0

I'm learning R in my Data-Driven Business course at my university, so it's brand new to me. I'm making a data project that analyzes data from a .csv file.

I have tried this, and it doesn't provide me with the right kind of result.

My problem is removing rows based on values from the column "Year_Birth".
I have tried:

# Read a csv file using read.csv()
csv_file = read.csv(file = "filtered_data.csv", 
                    stringsAsFactors = FALSE, header = TRUE)

BabyBoomer = csv_file$Year_Birth[ csv_file$Year_Birth >= 1946 & csv_file$Year_Birth <= 1964]
head(BabyBoomer)

print::
[1] 1957 1954 1959 1952 1946 1946

y = csv_file$Year_Birth[csv_file$Year_Birth <= 1964]
BabyBoomer <- csv_file[-c(y), ]
head(BabyBoomer)

print:: df but without something changed

I would like to be able to create a subset with all rows deleted beside those <= 1964

AnxiousDino
  • 187
  • 15
  • 1
    Subset the whole dataframe with `df[, ]` where you don't filter cols here: `filtered_df <- csv_file[csv_file$YearBirth <= 1964, ]`. Docs are a little hard to find, but you can get to them with `?\`[.data.frame\`` – alistaire Nov 02 '22 at 19:22

2 Answers2

2
y = csv_file$Year_Birth[csv_file$Year_Birth <= 1964]

After executing the snippet above, y will contain a vector of Year_Birth <= 1964 but what you need to extract the subset you desire is a vector containing the indices of the data.frame where Year_Birth <= 1964. This code will do that:

y <- which(csv_file$Year_Birth <= 1964)
BabyBoomer <- csv_file[ y, ]
head(BabyBoomer)
br00t
  • 1,440
  • 8
  • 10
  • 3
    Thanks!
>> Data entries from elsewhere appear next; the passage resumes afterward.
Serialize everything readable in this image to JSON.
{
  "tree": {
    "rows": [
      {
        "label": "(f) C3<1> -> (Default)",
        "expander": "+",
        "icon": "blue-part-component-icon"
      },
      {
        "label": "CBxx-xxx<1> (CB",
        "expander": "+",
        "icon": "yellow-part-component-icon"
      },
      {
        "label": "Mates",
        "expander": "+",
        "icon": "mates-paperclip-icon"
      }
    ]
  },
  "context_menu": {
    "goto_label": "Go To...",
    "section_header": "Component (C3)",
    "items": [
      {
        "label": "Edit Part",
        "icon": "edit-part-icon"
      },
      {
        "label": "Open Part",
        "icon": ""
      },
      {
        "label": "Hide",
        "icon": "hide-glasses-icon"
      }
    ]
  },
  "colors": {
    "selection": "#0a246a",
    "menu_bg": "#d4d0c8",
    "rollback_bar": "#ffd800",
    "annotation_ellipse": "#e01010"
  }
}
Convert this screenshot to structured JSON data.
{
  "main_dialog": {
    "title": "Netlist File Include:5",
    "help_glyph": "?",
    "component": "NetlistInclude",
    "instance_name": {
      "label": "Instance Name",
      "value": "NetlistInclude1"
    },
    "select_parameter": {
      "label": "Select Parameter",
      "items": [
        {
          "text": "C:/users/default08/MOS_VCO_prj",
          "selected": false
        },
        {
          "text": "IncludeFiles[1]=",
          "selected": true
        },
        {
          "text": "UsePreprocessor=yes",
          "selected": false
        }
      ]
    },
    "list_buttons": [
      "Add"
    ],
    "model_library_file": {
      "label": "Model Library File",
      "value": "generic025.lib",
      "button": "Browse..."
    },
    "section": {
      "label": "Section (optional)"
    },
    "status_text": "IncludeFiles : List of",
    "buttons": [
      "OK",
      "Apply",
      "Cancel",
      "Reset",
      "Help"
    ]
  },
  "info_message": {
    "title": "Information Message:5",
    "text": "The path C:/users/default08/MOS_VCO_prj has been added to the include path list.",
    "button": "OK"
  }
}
Much appreciated :) I need to look up the difference between <- and = in R. I will also look into the "which" method. Thanks again. :) – AnxiousDino Nov 02 '22 at 19:24
  • 2
    Note that `<-` is the assignment operator and basically equivalent to `=` , but there are some subtle differences you should be aware of. Please see https://stackoverflow.com/questions/1741820/what-are-the-differences-between-and-assignment-operators for further info – br00t Nov 02 '22 at 19:27
1

Try using the y <- subset() function. With that you can say subset(dataset, dataset$year <= 1946).

EDIT: you can also then say if you only want a vector containing years, you can say subset(dataset$year, dataset$year <= 1946)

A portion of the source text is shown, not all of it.